Compass Diversified Holdings
Notes to Condensed Consolidated Financial Statements (unaudited)
June 30, 2015

Note A — Organization and Business Operations
Compass Diversified Holdings, a Delaware statutory trust (the "Trust” or "Holdings"), was incorporated in Delaware on November 18, 2005. Compass Group Diversified Holdings, LLC, a Delaware limited liability company (the “Company” or "CODI"), was also formed on November 18, 2005 with equity interests which were subsequently reclassified as the “Allocation Interests”. The Trust and the Company were formed to acquire and manage a group of small and middle-market businesses headquartered in North America.
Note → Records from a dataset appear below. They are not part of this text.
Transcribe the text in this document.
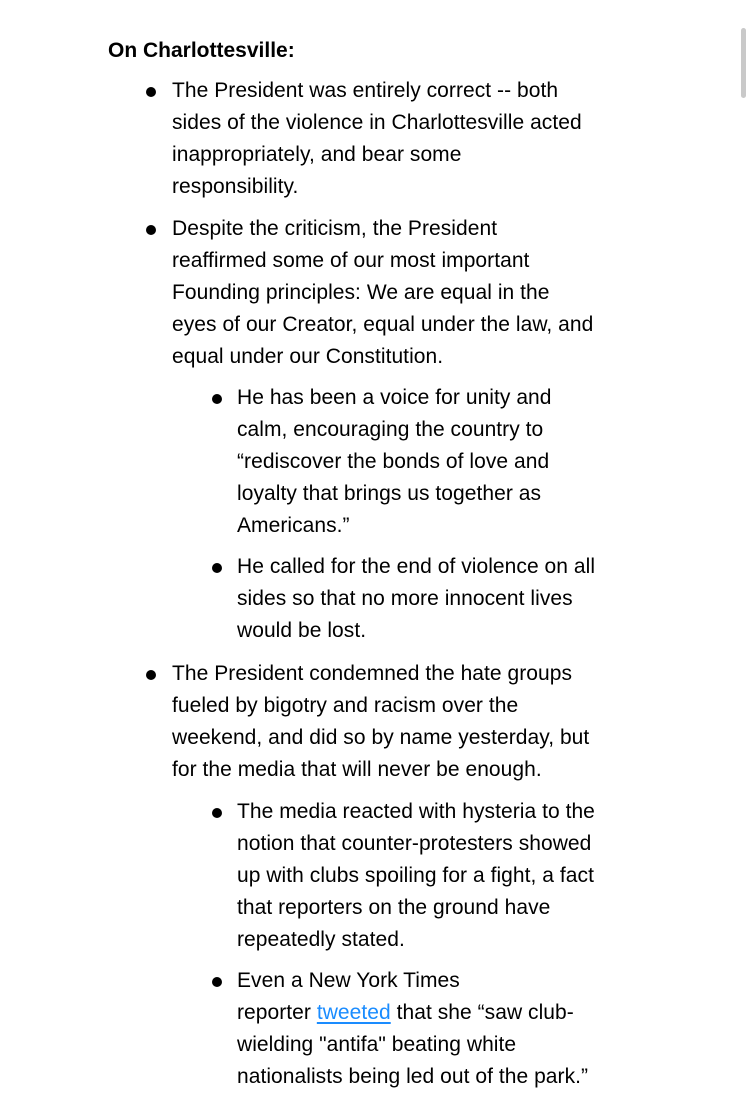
On Charlottesville:
The President was entirely correct -- both
sides of the violence in Charlottesville acted
inappropriately, and bear some
responsibility.
Despite the criticism, the President
reaffirmed some of our most important
Founding principles: We are equal in the
eyes of our Creator, equal under the law, and
equal under our Constitution.
He has been a voice for unity and
calm, encouraging the country to
“rediscover the bonds of love and
loyalty that brings us together as
Americans.”
He called for the end of violence on all
sides so that no more innocent lives
would be lost.
The President condemned the hate groups
fueled by bigotry and racism over the
weekend, and did so by name yesterday, but
for the media that will never be enough.
The media reacted with hysteria to the
notion that counter-protesters showed
up with clubs spoiling for a fight, a fact
that reporters on the ground have
repeatedly stated.
Even a New York Times
reporter tweeted that she “saw club-
wielding "antifa" beating white
nationalists being led out of the park.”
In accordance with the amended and restated Trust Agreement, dated as of April 25, 2006 (the “Trust Agreement”), the Trust is sole owner of 100% of the Trust Interests (as defined in the Company’s amended and restated operating agreement, dated as of April 25, 2006 (as amended and restated, the “LLC Agreement”)) of the Company and, pursuant to the LLC Agreement, the Company has, outstanding, the identical number of Trust Interests as the number of outstanding shares of the Trust. The Company is the operating entity with a board of directors and other corporate governance responsibilities, similar to that of a Delaware corporation.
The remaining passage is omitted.